Così trascorreva la sua pacifica esistenza un uomo che con
quattrocento rubli di stipendio sapeva essere contento della sua
sorte, e avrebbe forse raggiunto così la tarda vecchiaia se la
strada della vita non fosse disseminata di vari guai non solamente
per i consiglieri titolari, ma anche per quelli segreti,
effettivi, di corte e d'ogni altro genere, e persino per quelli
che non danno consigli a nessuno e da nessuno ne prendono.
C'è a Pietroburgo un forte nemico di tutti coloro che ricevono
quattrocento rubli l'anno di stipendio o giù di lì. Questo nemico
non è altri che il gelo pietroburghese, sebbene qualcuno dica che
sotto diversi aspetti sia assai salutare. Alle nove del mattino,
precisamente nell'ora in cui le strade si riempiono di coloro che
si recano ai ministeri, esso comincia a dare pizzicotti così
energici e pungenti su tutti i nasi senza distinzione, che i
poveri funzionari non sanno più dove infilarli. A quest'ora,
quando anche a chi occupa le cariche più elevate duole la fronte
per il gelo e vengono le lacrime agli occhi, i poveri consiglieri
titolari sono talvolta completamente indifesi. L'unica salvezza
consiste nel percorrere di corsa con il leggero paltoncino cinque
o sei strade e poi pestare per bene i piedi in anticamera fino a
quando tutte le facoltà e le doti naturali necessarie alle
mansioni d'ufficio, congelatesi lungo la strada, non si disgelano
per bene.
Da qualche tempo Akàkij Akakièvic cominciava ad avvertire in modo
particolarmente acuto, sulle spalle e sulla schiena, i rigori del
gelo, benché si sforzasse di percorrere al più presto e di corsa
il tragitto dalla casa all'ufficio.

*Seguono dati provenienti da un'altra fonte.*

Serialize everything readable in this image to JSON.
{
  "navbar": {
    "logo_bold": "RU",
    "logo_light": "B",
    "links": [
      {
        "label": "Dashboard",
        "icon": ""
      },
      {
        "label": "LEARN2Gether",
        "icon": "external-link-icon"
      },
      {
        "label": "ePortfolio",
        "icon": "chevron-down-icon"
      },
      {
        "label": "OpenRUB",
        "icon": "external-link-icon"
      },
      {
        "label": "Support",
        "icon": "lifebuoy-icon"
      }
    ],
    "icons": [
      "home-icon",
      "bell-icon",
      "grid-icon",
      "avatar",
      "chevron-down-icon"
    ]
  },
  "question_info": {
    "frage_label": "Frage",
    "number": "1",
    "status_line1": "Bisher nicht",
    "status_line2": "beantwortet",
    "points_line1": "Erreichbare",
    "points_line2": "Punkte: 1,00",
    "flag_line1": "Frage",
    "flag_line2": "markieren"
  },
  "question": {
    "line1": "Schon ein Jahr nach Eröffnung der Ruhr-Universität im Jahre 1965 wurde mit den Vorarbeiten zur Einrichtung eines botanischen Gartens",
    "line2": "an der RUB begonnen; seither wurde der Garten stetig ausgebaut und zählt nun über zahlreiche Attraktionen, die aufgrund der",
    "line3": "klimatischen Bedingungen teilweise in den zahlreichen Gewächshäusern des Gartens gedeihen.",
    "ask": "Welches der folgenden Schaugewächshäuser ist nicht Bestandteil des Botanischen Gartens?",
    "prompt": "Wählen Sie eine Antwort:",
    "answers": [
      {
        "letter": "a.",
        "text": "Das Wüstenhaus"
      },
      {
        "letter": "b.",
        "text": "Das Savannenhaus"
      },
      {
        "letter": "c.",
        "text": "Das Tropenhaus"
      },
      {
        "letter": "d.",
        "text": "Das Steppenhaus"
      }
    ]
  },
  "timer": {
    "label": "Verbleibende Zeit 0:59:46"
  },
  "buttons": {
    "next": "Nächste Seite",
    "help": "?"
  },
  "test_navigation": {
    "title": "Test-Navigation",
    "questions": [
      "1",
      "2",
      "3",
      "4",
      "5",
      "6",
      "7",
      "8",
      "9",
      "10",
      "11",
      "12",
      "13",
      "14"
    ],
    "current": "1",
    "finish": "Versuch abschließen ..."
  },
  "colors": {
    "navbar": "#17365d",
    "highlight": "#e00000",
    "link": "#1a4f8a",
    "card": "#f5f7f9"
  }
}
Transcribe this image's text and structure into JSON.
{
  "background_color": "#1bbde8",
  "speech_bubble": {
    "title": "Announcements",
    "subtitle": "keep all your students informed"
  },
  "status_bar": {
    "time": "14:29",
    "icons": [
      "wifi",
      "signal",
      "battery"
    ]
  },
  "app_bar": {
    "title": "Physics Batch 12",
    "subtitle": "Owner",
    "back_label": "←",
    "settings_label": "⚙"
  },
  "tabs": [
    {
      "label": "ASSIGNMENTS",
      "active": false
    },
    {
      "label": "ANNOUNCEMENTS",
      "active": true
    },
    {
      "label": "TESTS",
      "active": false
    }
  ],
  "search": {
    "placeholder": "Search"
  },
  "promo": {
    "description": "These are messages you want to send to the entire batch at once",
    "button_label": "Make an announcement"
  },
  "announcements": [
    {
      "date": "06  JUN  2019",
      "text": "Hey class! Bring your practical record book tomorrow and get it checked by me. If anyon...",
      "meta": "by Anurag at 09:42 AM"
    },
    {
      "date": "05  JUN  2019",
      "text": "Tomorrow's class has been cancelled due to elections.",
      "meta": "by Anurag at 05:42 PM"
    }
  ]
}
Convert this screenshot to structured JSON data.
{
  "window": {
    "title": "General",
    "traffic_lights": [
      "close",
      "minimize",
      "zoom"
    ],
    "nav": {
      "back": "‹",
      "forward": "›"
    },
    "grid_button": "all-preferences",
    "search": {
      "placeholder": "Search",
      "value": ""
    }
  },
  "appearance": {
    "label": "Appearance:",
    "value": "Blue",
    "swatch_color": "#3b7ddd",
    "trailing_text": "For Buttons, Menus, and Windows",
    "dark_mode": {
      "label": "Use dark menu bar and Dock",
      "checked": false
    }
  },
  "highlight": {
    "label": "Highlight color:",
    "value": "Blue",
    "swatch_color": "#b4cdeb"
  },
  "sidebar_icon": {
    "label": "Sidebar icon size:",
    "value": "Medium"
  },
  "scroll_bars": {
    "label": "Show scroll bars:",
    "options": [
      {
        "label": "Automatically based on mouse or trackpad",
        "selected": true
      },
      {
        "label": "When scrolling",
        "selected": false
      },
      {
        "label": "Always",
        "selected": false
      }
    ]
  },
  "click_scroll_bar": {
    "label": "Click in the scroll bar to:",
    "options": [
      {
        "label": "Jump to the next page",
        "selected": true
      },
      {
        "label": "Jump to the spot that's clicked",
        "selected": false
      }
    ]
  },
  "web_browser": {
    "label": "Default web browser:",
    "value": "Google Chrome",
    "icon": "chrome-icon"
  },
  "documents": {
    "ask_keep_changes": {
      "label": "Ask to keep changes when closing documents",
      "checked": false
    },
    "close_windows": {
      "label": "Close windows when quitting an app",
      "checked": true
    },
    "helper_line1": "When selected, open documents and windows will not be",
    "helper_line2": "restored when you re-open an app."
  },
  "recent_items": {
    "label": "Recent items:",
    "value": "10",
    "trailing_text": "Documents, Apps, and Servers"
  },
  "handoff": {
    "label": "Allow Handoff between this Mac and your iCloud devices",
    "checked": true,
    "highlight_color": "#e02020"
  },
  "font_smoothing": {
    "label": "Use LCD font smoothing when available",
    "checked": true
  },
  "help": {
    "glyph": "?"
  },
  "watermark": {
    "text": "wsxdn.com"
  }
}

Alla fine si chiese se il suo
cappotto non avesse qualche difetto. A casa sua lo esaminò
accuratamente e scoprì che in due o tre posti, precisamente sulla
schiena e sulle spalle, esso era diventato leggero come un velo:
il panno s'era talmente liso che ci si vedeva attraverso e la
fodera si sfilacciava. Bisogna sapere che anche il cappotto di
Akàkij Akakièvic era oggetto delle derisioni dei colleghi; gli
avevano persino negato il nobile nome di cappotto e lo chiamavano
vestaglia. In realtà esso aveva una strana caratteristica: ogni
anno il suo colletto diventava sempre più piccolo, perché serviva
per rattoppare le altre parti. Il rattoppo non rivelava alcun'arte
da parte del sarto e l'effetto non era bello: sembrava un sacco
cadente. Accertata la situazione, Akàkij Akakièvic decise che
bisognava portare il cappotto da Petròvic, il sarto, che abitava
al quarto piano di una scala di servizio e, nonostante un occhio
storto e la faccia tutta butterata, si occupava con una certa
abilità delle riparazioni d'ogni sorta di pantaloni e di frac
impiegatizi. Ciò, si capisce, quand'era in stato di sobrietà e non
coltivava in testa qualche altra impresa. Di questo sarto
naturalmente non occorrerebbe parlare molto, ma, già che si usa in
ogni racconto delineare compiutamente il carattere d'ogni
personaggio, non c'è nulla da fare, dateci qui pure Petròvic. In
un primo tempo egli si chiamava semplicemente Grigòrij ed era un
servo della gleba di qualche signore; aveva cominciato a chiamarsi
Petròvic da quando aveva ottenuto il riscatto e s'era messo a bere
piuttosto forte ad ogni festa comandata, all'inizio solo a quelle
grandi, e poi, senza distinzione, a tutte le feste della chiesa
che fossero segnate con una crocetta sul calendario. Da questo
punto di vista egli era fedele ai costumi degli avi e, litigando
con la moglie, la chiamava donna mondana e tedesca. Dato che
abbiamo accennato alla moglie, sarebbe necessario dire due parole
anche su di lei; ma, purtroppo, poco si sa, forse soltanto che
Petròvic aveva appunto una moglie che portava addirittura la
cuffia e non il fazzoletto in testa, ma d'esser bella, a quanto
pare, non poteva vantarsi, o almeno, incontrandola, solamente i
soldati della guardia sbirciavano sotto la sua cuffia,
arricciandosi i baffi ed emettendo un suono tutto speciale.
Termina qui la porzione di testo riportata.